Wow, what a stunner.
Built the same day as mine.
Too nice to drive.
As new except the missing stripes.
http://cgi.ebay.com/ebaymotors...15634


----------



## PerL (Jan 9, 2001)

*Re: Un real urQ on Ebay (Sepp)*

Wow, that is gorgeous!


----------



## WAUOla (Apr 15, 2005)

Tizian(o?)rot paint? Looks nice.


----------



## PerL (Jan 9, 2001)

*Re: (WAUOla)*


_Quote, originally posted by *WAUOla* »_Tizian(o?)rot paint?

Yeah, Tizian in German, Titian in English.
Many VW/Audi colors have slightly different names in German vs. English.
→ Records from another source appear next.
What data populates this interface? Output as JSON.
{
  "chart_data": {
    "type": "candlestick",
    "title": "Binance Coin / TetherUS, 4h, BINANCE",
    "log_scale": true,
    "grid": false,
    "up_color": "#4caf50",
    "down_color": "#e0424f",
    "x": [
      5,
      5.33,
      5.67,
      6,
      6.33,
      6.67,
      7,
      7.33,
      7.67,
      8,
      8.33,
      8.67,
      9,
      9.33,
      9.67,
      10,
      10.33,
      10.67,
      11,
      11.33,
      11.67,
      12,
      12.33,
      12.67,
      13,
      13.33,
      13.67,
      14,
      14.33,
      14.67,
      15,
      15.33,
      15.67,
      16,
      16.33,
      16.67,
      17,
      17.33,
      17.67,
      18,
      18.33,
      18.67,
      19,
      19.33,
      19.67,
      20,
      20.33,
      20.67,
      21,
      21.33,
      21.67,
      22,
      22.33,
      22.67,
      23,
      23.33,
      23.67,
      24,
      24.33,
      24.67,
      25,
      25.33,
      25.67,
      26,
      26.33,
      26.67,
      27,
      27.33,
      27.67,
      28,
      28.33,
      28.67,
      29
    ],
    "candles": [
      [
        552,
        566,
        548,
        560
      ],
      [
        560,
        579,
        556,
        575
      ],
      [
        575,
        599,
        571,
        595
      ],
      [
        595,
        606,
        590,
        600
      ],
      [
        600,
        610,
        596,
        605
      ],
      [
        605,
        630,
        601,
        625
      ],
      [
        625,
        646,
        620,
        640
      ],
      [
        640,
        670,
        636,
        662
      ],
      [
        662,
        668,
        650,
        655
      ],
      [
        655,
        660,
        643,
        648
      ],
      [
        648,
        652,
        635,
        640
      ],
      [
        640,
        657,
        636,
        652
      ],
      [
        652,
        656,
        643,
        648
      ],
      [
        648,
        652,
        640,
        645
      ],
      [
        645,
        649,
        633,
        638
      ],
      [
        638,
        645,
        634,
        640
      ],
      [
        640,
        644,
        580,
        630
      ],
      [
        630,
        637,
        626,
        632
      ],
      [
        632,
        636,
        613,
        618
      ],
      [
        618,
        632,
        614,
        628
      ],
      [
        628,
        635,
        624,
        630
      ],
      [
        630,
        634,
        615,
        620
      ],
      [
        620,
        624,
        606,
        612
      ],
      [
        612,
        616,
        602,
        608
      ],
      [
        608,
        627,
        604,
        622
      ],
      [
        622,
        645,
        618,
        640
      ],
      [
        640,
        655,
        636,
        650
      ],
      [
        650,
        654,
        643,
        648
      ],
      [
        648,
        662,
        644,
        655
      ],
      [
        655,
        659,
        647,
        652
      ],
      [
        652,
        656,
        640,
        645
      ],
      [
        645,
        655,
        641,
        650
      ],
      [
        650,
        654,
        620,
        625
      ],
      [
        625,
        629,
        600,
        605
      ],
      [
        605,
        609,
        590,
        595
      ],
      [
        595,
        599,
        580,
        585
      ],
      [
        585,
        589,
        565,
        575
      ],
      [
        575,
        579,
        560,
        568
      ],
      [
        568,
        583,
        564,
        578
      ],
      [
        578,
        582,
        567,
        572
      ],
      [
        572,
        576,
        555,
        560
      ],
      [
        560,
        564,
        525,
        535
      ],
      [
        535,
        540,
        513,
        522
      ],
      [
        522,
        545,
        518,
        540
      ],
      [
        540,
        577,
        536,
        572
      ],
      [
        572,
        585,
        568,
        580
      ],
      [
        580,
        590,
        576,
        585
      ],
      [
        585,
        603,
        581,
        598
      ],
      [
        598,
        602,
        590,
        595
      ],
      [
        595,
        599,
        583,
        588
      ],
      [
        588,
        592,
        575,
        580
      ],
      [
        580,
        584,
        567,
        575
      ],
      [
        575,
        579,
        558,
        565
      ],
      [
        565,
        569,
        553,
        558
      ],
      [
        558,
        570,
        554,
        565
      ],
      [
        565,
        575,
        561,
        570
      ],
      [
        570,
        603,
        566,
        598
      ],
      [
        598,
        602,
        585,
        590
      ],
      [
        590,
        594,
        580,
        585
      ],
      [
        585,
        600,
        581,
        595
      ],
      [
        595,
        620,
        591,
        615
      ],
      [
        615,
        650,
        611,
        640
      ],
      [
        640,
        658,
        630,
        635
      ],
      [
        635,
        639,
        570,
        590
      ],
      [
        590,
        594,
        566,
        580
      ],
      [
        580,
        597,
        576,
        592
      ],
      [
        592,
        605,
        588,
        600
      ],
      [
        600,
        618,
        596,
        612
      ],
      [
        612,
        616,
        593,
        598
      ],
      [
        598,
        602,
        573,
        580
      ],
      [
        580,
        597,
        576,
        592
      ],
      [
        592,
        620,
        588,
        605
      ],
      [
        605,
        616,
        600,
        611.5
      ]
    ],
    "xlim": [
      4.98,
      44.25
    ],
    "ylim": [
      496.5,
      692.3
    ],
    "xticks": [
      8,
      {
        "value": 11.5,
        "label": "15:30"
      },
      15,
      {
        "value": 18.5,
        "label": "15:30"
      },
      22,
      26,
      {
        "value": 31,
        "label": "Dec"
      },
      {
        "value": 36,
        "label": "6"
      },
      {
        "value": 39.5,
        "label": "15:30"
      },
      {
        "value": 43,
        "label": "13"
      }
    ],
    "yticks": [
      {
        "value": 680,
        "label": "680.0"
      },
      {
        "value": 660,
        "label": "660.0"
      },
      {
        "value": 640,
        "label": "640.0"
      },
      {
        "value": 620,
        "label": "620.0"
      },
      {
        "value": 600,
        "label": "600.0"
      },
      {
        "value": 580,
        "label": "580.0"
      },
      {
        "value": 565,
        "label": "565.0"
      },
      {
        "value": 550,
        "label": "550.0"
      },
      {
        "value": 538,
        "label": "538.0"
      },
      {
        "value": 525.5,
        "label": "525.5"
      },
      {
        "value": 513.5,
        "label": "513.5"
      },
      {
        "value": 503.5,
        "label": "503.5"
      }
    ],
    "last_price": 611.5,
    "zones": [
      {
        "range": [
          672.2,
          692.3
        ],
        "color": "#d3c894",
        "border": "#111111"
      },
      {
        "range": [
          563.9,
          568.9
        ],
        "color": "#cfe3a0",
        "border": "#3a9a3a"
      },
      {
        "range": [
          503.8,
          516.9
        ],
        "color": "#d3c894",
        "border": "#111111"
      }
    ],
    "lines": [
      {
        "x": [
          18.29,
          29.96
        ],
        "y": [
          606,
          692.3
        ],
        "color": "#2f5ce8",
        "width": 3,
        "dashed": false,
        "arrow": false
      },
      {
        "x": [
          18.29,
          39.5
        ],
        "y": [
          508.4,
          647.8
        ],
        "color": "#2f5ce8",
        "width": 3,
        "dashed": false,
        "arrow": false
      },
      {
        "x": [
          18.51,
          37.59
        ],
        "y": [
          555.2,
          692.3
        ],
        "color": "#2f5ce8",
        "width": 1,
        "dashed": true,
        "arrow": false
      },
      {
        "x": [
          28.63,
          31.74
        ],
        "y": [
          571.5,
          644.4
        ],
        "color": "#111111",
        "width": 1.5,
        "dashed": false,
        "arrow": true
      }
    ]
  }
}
Few have totally different names.


----------



## Entwerfer des Audis (Jun 16, 2006)

*Re: Un real urQ on Ebay (Sepp)*

Damn big bumpers and I still prefer the vertical grille & headlamps, but otherwise amazing!!


----------



## vwvanaudi (Jan 21, 2000)

*Re: Un real urQ on Ebay (Sepp)*

Hey Joe...... You say that to all the low milers. LOL....nicer than mine??? NO!!!!!!!!! LOL. This caught my eye for various, obvious reasons......that is a beauty. Not my fav color, but an amazing car nonetheless. How goes it? I have a tech question that I am hoping you can help with: looking to swap out the tired, overheating 5 cyl motor with low oil pressure in my 5+5 with a low mile motor out of an 86 5000. Is this an "easy" swap or is there a better year to swap. I also have a possible line on an 84 engine. What will I need to retain from the 81? Any help is appreciated. How goes it? Email me. Later. Thanks. How are you doing? Adjusted to the east coast yet? Are you coming back sometime...?


----------



## Sepp (Dec 10, 2002)

*Re: Un real urQ on Ebay (vwvanaudi)*

Good to hear from you Van,
I'll get with you off the forum.
Found some nice pictures of your car by the way


----------